[FFmpeg-devel] [PATCH 4/5] avcodec/h264: add avx 8-bit h264_idct_add

Thu Apr 6 19:06:45 EEST 2017

On 4/6/2017 12:34 PM, James Darnley wrote:
> On 2017-04-05 05:44, James Almer wrote:
>> On 4/4/2017 10:53 PM, James Darnley wrote:
>>> Haswell:
>>>  - 1.11x faster (522±0.4 vs. 469±1.8 decicycles) compared with mmxext
>>>
>>> Skylake-U:
>>>  - 1.21x faster (671±5.5 vs. 555±1.4 decicycles) compared with mmxext
>>
>> Again, you should add an SSE2 version first, then an AVX one if it's
>> measurably faster than the SSE2 one.
> 
> On a Yorkfield sse2 is barely faster: 1.02x faster (728±2.1 vs. 710±3.9
> decicycles).  So 1 or 2 cycles
> 
> On a Skylake-U sse2 is most of the speedup: 1.15x faster (661±2.2 vs
> 573±1.9).  Then avx gains a mere 3 cycles: 547±0.5
> 
> On a Haswell sse2 provides only half the speedup:
>  - sse2: 1.06x faster (525±2.5 vs 497±1.0 decicycles)
>  - avx:  1.06x faster (497±1.0 vs 468±1.2 decicycles)
> 
> (All on 64-bit Linux)
> 
> On Nehalem and 64-bit Windows sse2 is slower:  0.92x faster (597±3.0 vs.
> 650±9.3 decicycles)

Slower than what?

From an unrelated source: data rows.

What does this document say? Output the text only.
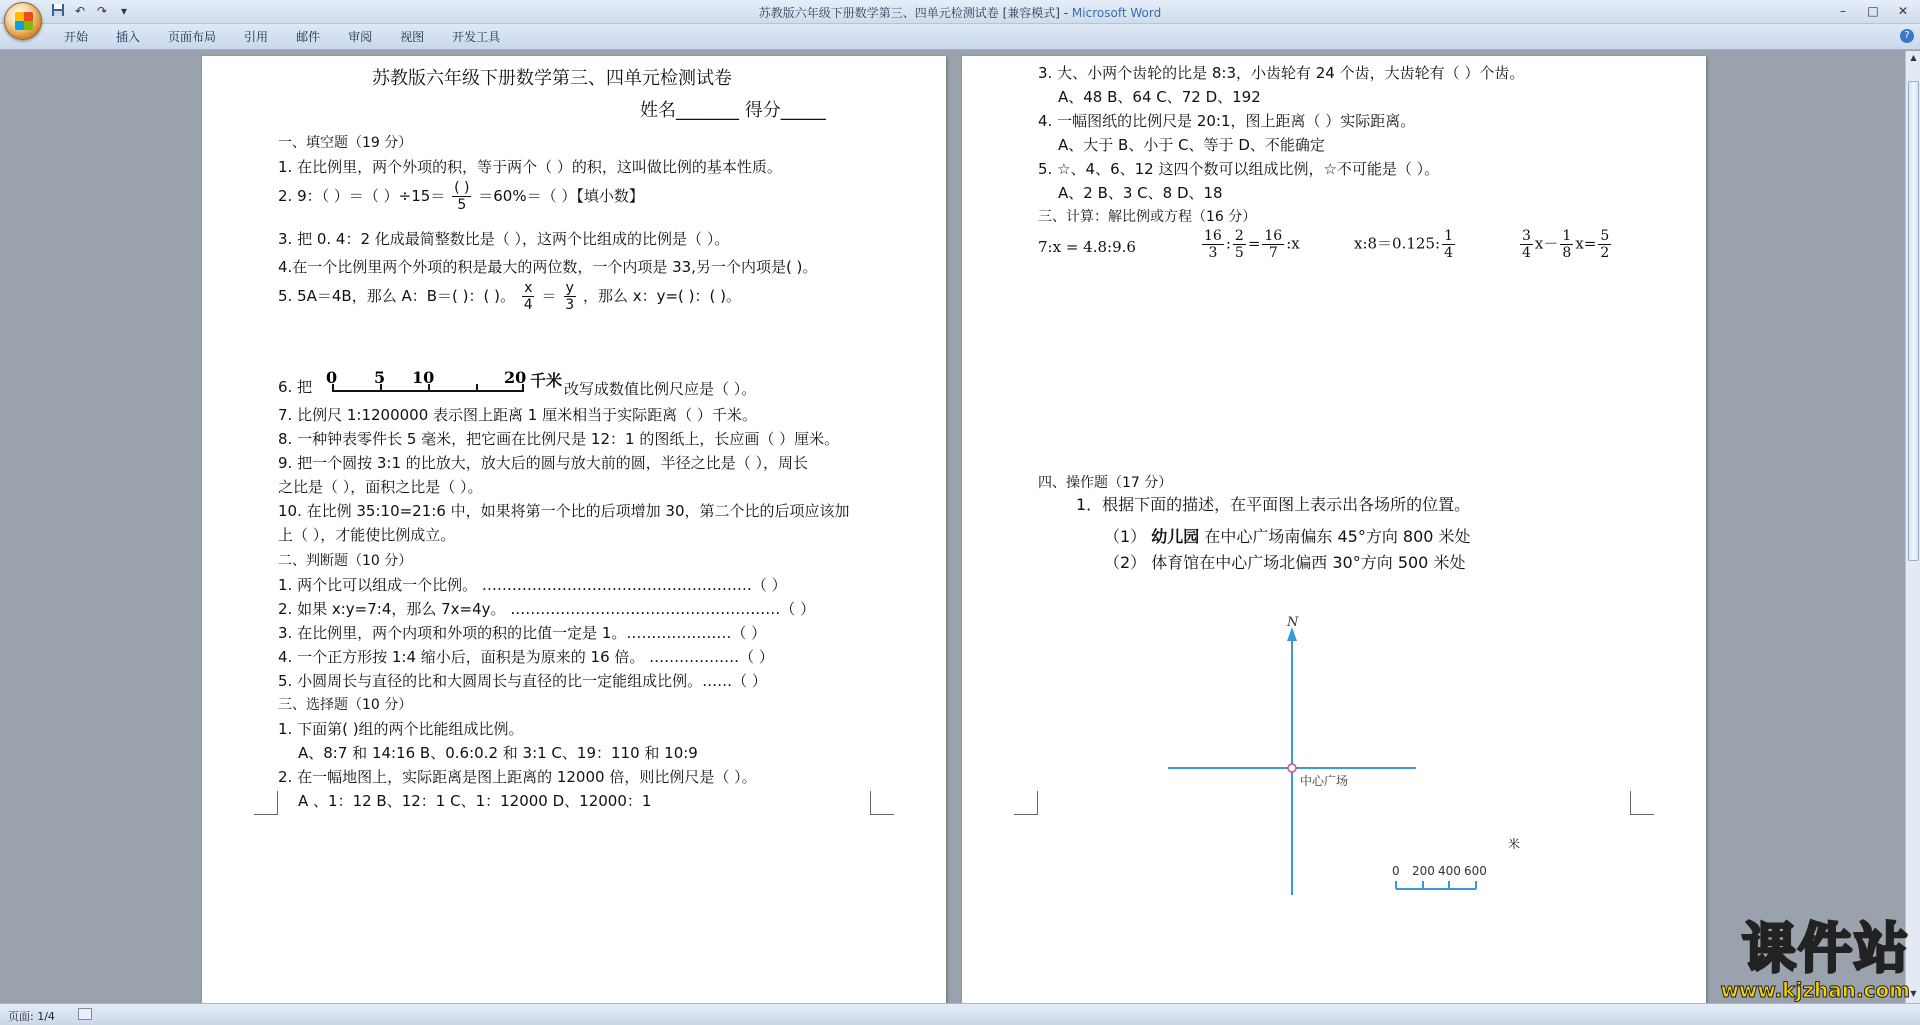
↶ ↷	▾	苏教版六年级下册数学第三、四单元检测试卷 [兼容模式] - Microsoft Word	–	□	✕
开始	插入	页面布局	引用	邮件	审阅	视图	开发工具	?
苏教版六年级下册数学第三、四单元检测试卷
姓名_______ 得分_____
一、填空题（19 分）
1. 在比例里，两个外项的积，等于两个（ ）的积，这叫做比例的基本性质。
2. 9：（ ）＝（ ）$\div 15= \frac{( )}{5} =60\%=$（ ）【填小数】
3. 把 0. 4：2 化成最简整数比是（ ），这两个比组成的比例是（ ）。
4.在一个比例里两个外项的积是最大的两位数，一个内项是 33,另一个内项是( )。
5. 5A＝4B，那么 A：B＝( )：( )。 $\frac{x}{4} = \frac{y}{3}$ ，那么 x：y=( )：( )。
6. 把 0 5 10	20 千米 改写成数值比例尺应是（ ）。
7. 比例尺 1:1200000 表示图上距离 1 厘米相当于实际距离（ ）千米。
8. 一种钟表零件长 5 毫米，把它画在比例尺是 12：1 的图纸上，长应画（ ）厘米。
9. 把一个圆按 3:1 的比放大，放大后的圆与放大前的圆，半径之比是（ ），周长
之比是（ ），面积之比是（ ）。
10. 在比例 35:10=21:6 中，如果将第一个比的后项增加 30，第二个比的后项应该加
上（ ），才能使比例成立。
二、判断题（10 分）
1. 两个比可以组成一个比例。 ………………………………………………（ ）
2. 如果 x:y=7:4，那么 7x=4y。 ………………………………………………（ ）
3. 在比例里，两个内项和外项的积的比值一定是 1。…………………（ ）
4. 一个正方形按 1:4 缩小后，面积是为原来的 16 倍。 ………………（ ）
5. 小圆周长与直径的比和大圆周长与直径的比一定能组成比例。……（ ）
三、选择题（10 分）
1. 下面第( )组的两个比能组成比例。
A、8:7 和 14:16 B、0.6:0.2 和 3:1 C、19：110 和 10:9
2. 在一幅地图上，实际距离是图上距离的 12000 倍，则比例尺是（ ）。
A 、1：12 B、12：1 C、1：12000 D、12000：1
3. 大、小两个齿轮的比是 8:3，小齿轮有 24 个齿，大齿轮有（ ）个齿。
A、48 B、64 C、72 D、192
4. 一幅图纸的比例尺是 20:1，图上距离（ ）实际距离。
A、大于 B、小于 C、等于 D、不能确定
5. ☆、4、6、12 这四个数可以组成比例，☆不可能是（ ）。
A、2 B、3 C、8 D、18
三、计算：解比例或方程（16 分）
7:x = 4.8:9.6	$\frac{16}{3}$ : $\frac{2}{5} = \frac{16}{7}$ :x	x:8＝0.125: $\frac{1}{4}$	$\frac{3}{4} x- \frac{1}{8} x= \frac{5}{2}$
四、操作题（17 分）
1．根据下面的描述，在平面图上表示出各场所的位置。
（1） 幼儿园 在中心广场南偏东 45°方向 800 米处
（2） 体育馆在中心广场北偏西 30°方向 500 米处
N
中心广场
0 200 400 600
米
▲
▼
页面: 1/4
课件站
www.kjzhan.com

MMX or AVX?

Your numbers are really confusing. Could you post the actual numbers for
each function instead of doing comparisons?

ff_h264_idct_add_8_mmx  = ??? cycles
ff_h264_idct_add_8_sse2 = ??? cycles
ff_h264_idct_add_8_avx  = ??? cycles

Does checkasm support these functions? Maybe you could just run that and
paste the results you get, which would be easier and faster.

> 
> And on that note I should probably recheck the deblock patches I pushed
> a little while ago.
> 
> So...  SSE2 for this function, yay or nay?

By default, always add SSE2 if it's measurably faster than MMX, especially
when you take advantage of the wider XMM regs, like you're doing here.
What you need to check is if adding AVX is worth it on top of SSE2 when
you're not taking advantage of the wider YMM regs, like it happens here.